For Republicans all too eager to sacrifice some of these pieces — the closure of the Department of Education has been a lengthy quest for a few members — this might not seem so bad. But the ensuing economic reverberations could tip a teetering economy back into a recession, if not worse. Last month, 235 economists, including six Nobel laureates, signed a letter urging Congress to raise the debt limit. Ratings agencies have warned that the U.S.’s credit hangs in the balance; a downgrade would cause Treasury bond interest rates to spike. Even a short-term default would cost jobs, cripple markets and freeze lending.
And what was House Republican Todd Rokita’s reaction to this frightening forecast? “I don’t know anything more piggish — I don’t know anything more un-American than saying, ‘Oh, I’m worried about my own little handout or my own little program or my own little economy and we’ll kick this can down the road and let some future generation deal with it,” Rokita, a freshman from Indiana, told ABC News. “It’s not what this country was built on.
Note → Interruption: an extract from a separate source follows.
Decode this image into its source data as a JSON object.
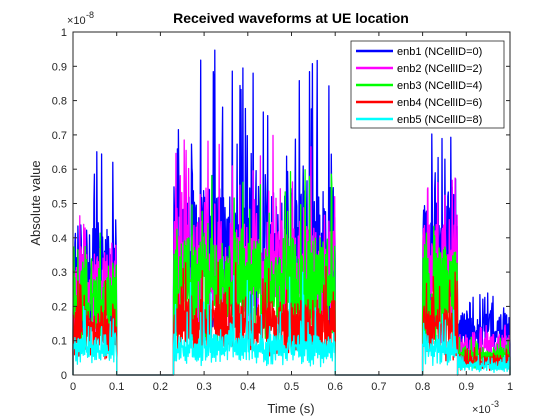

It’s not the attitude that we’re supposed to have. I’m not sure where we got it. So no, I’m not as worried about Moody’s or anyone else or even if this economy does get worse, when you compare it to what we’re doing to our kids or our kids’ kids.”
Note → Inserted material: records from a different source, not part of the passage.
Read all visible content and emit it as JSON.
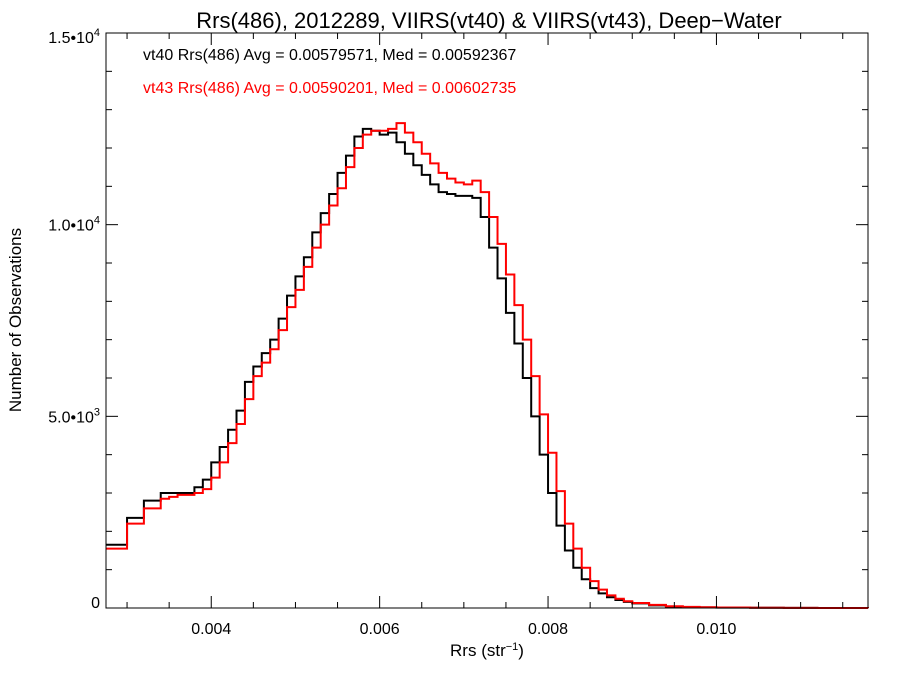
{
  "chart_data": {
    "type": "line",
    "title": "Rrs(486), 2012289, VIIRS(vt40) & VIIRS(vt43), Deep−Water",
    "xlabel": "Rrs (str",
    "xlabel_sup": "−1",
    "xlabel_tail": ")",
    "ylabel": "Number of Observations",
    "xlim": [
      0.00275,
      0.0118
    ],
    "ylim": [
      0,
      15000
    ],
    "xticks": [
      {
        "value": 0.004,
        "label": "0.004"
      },
      {
        "value": 0.006,
        "label": "0.006"
      },
      {
        "value": 0.008,
        "label": "0.008"
      },
      {
        "value": 0.01,
        "label": "0.010"
      }
    ],
    "yticks": [
      {
        "value": 0,
        "label": "0",
        "sup": ""
      },
      {
        "value": 5000,
        "label": "5.0•10",
        "sup": "3"
      },
      {
        "value": 10000,
        "label": "1.0•10",
        "sup": "4"
      },
      {
        "value": 15000,
        "label": "1.5•10",
        "sup": "4"
      }
    ],
    "annotations": [
      {
        "text": "vt40 Rrs(486) Avg = 0.00579571, Med = 0.00592367",
        "color": "#000000"
      },
      {
        "text": "vt43 Rrs(486) Avg = 0.00590201, Med = 0.00602735",
        "color": "#ff0000"
      }
    ],
    "series": [
      {
        "color": "#000000",
        "x": [
          0.00275,
          0.003,
          0.0032,
          0.0034,
          0.0035,
          0.0036,
          0.0038,
          0.0039,
          0.004,
          0.0041,
          0.0042,
          0.0043,
          0.0044,
          0.0045,
          0.0046,
          0.0047,
          0.0048,
          0.0049,
          0.005,
          0.0051,
          0.0052,
          0.0053,
          0.0054,
          0.0055,
          0.0056,
          0.0057,
          0.0058,
          0.0059,
          0.006,
          0.0061,
          0.0062,
          0.0063,
          0.0064,
          0.0065,
          0.0066,
          0.0067,
          0.0068,
          0.0069,
          0.007,
          0.0071,
          0.0072,
          0.0073,
          0.0074,
          0.0075,
          0.0076,
          0.0077,
          0.0078,
          0.0079,
          0.008,
          0.0081,
          0.0082,
          0.0083,
          0.0084,
          0.0085,
          0.0086,
          0.0087,
          0.0088,
          0.0089,
          0.009,
          0.0092,
          0.0094,
          0.0096,
          0.0098,
          0.01,
          0.0104,
          0.0108,
          0.0112,
          0.0118
        ],
        "values": [
          1650,
          2350,
          2800,
          3000,
          3000,
          3000,
          3150,
          3350,
          3800,
          4200,
          4650,
          5150,
          5900,
          6300,
          6650,
          7000,
          7550,
          8150,
          8650,
          9150,
          9800,
          10300,
          10800,
          11350,
          11800,
          12300,
          12500,
          12450,
          12350,
          12400,
          12150,
          11850,
          11550,
          11300,
          11050,
          10850,
          10800,
          10750,
          10750,
          10700,
          10200,
          9400,
          8600,
          7700,
          6900,
          6000,
          5000,
          4000,
          3000,
          2150,
          1500,
          1050,
          750,
          520,
          380,
          280,
          210,
          160,
          120,
          70,
          40,
          25,
          15,
          10,
          5,
          3,
          1,
          0
        ]
      },
      {
        "color": "#ff0000",
        "x": [
          0.00275,
          0.003,
          0.0032,
          0.0034,
          0.0035,
          0.0036,
          0.0038,
          0.0039,
          0.004,
          0.0041,
          0.0042,
          0.0043,
          0.0044,
          0.0045,
          0.0046,
          0.0047,
          0.0048,
          0.0049,
          0.005,
          0.0051,
          0.0052,
          0.0053,
          0.0054,
          0.0055,
          0.0056,
          0.0057,
          0.0058,
          0.0059,
          0.006,
          0.0061,
          0.0062,
          0.0063,
          0.0064,
          0.0065,
          0.0066,
          0.0067,
          0.0068,
          0.0069,
          0.007,
          0.0071,
          0.0072,
          0.0073,
          0.0074,
          0.0075,
          0.0076,
          0.0077,
          0.0078,
          0.0079,
          0.008,
          0.0081,
          0.0082,
          0.0083,
          0.0084,
          0.0085,
          0.0086,
          0.0087,
          0.0088,
          0.0089,
          0.009,
          0.0092,
          0.0094,
          0.0096,
          0.0098,
          0.01,
          0.0104,
          0.0108,
          0.0112,
          0.0118
        ],
        "values": [
          1550,
          2200,
          2600,
          2850,
          2900,
          2950,
          3000,
          3100,
          3400,
          3800,
          4300,
          4800,
          5450,
          6050,
          6400,
          6750,
          7250,
          7850,
          8300,
          8900,
          9400,
          10000,
          10500,
          10950,
          11500,
          12000,
          12350,
          12450,
          12450,
          12500,
          12650,
          12400,
          12150,
          11850,
          11600,
          11350,
          11200,
          11100,
          11050,
          11150,
          10850,
          10200,
          9500,
          8700,
          7900,
          7000,
          6050,
          5050,
          4050,
          3050,
          2200,
          1550,
          1050,
          700,
          480,
          330,
          240,
          175,
          130,
          80,
          45,
          28,
          18,
          12,
          6,
          3,
          1,
          0
        ]
      }
    ]
  }
}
At first blush, House Republicans’ dismissal of overwhelming evidence from a bipartisan crop of experts seems staggering. But this is a party whose governing philosophy is predicated on the idea that government is perversely swollen, and that cutting off the circulation to some of its limbs can alleviate pressure without causing irreparable harm. Some Democrats believe that the Republican Party’s antipathy toward government, and their members’ perceived mandate to drastically shrink the budget, has clouded their ability to appraise the severity of the situation. And Democrats are clearly baffled by the challenge of persuading opponents who not only have a different set of priorities, but a different set of facts. “There’s a question about how much the facts matter to them,” says a Democratic official. “And I don’t know what to do about that.”